Fokus auf der Versorgung der „besseren“ Flächen
In der konventionellen Grünlandwirtschaft, insbesondere in der ertragsbetonten Bewirtschaftung, ist die abgestufte Grünlandwirtschaft eine wichtige Strategie, um die Grünlandflächen mit Vier-, Fünf- oder Sechs-Schnittnutzung auch entsprechend dem Nährstoffentzug vor allem mit Stickstoff (N) aus Wirtschaftsdüngern – fallweise ergänzt um mineralische Nährstoffe – so versorgen zu können, dass gräserreiche und hochwertige Pflanzenbestände im Rahmen eines Gesamtkonzeptes, das unter anderem auch Nachsaat umfasst, nachhaltig gesichert sind.

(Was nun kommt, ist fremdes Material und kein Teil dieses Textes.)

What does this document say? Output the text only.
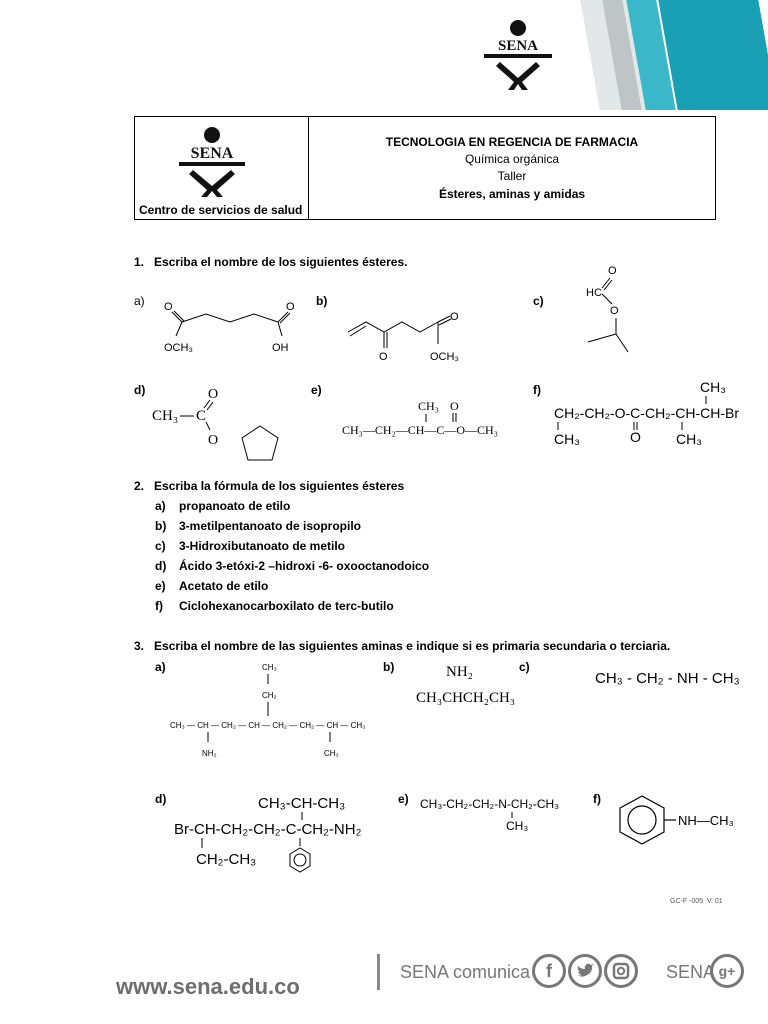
SENA
SENA
Centro de servicios de salud
TECNOLOGIA EN REGENCIA DE FARMACIA
Química orgánica
Taller
Ésteres, aminas y amidas
1.   Escriba el nombre de los siguientes ésteres.
a)	b)	c)
d)	e)	f)
O
OCH₃
O
OH
O
O
OCH₃
O
HC
O
O
CH₃ C
O
CH₃ O
CH₃—CH₂—CH—C—O—CH₃
CH₃
CH₂-CH₂-O-C-CH₂-CH-CH-Br
CH₃	O	CH₃
2.   Escriba la fórmula de los siguientes ésteres
a) propanoato de etilo
b) 3-metilpentanoato de isopropilo
c) 3-Hidroxibutanoato de metilo
d) Ácido 3-etóxi-2 –hidroxi -6- oxooctanodoico
e) Acetato de etilo
f) Ciclohexanocarboxilato de terc-butilo
3.   Escriba el nombre de las siguientes aminas e indique si es primaria secundaria o terciaria.
a)	b)	c)
d)	e)	f)
CH₃
CH₂
CH₃ — CH — CH₂ — CH — CH₂ — CH₂ — CH — CH₃
NH₂	CH₃
NH₂
CH₃CHCH₂CH₃
CH₃ - CH₂ - NH - CH₃
CH₃-CH-CH₃
Br-CH-CH₂-CH₂-C-CH₂-NH₂
CH₂-CH₃
CH₃-CH₂-CH₂-N-CH₂-CH₃
CH₃	NH—CH₃
GC-F -005  V. 01
www.sena.edu.co
SENA comunica f	SENA g+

Die abgestufte Grünlandwirtschaft ermöglicht es dem Betrieb, die für den Gesamtbetrieb geltende Obergrenze von 210 kg N/ha im Betriebsdurchschnitt nicht zu überschreiten, indem die Grünlandflächen nach unterschiedlichen Kriterien in ihrer Nutzungs-intensität differenziert werden: in ertragsbetont geführte und in nutzungsreduziert geführte Grünlandflächen.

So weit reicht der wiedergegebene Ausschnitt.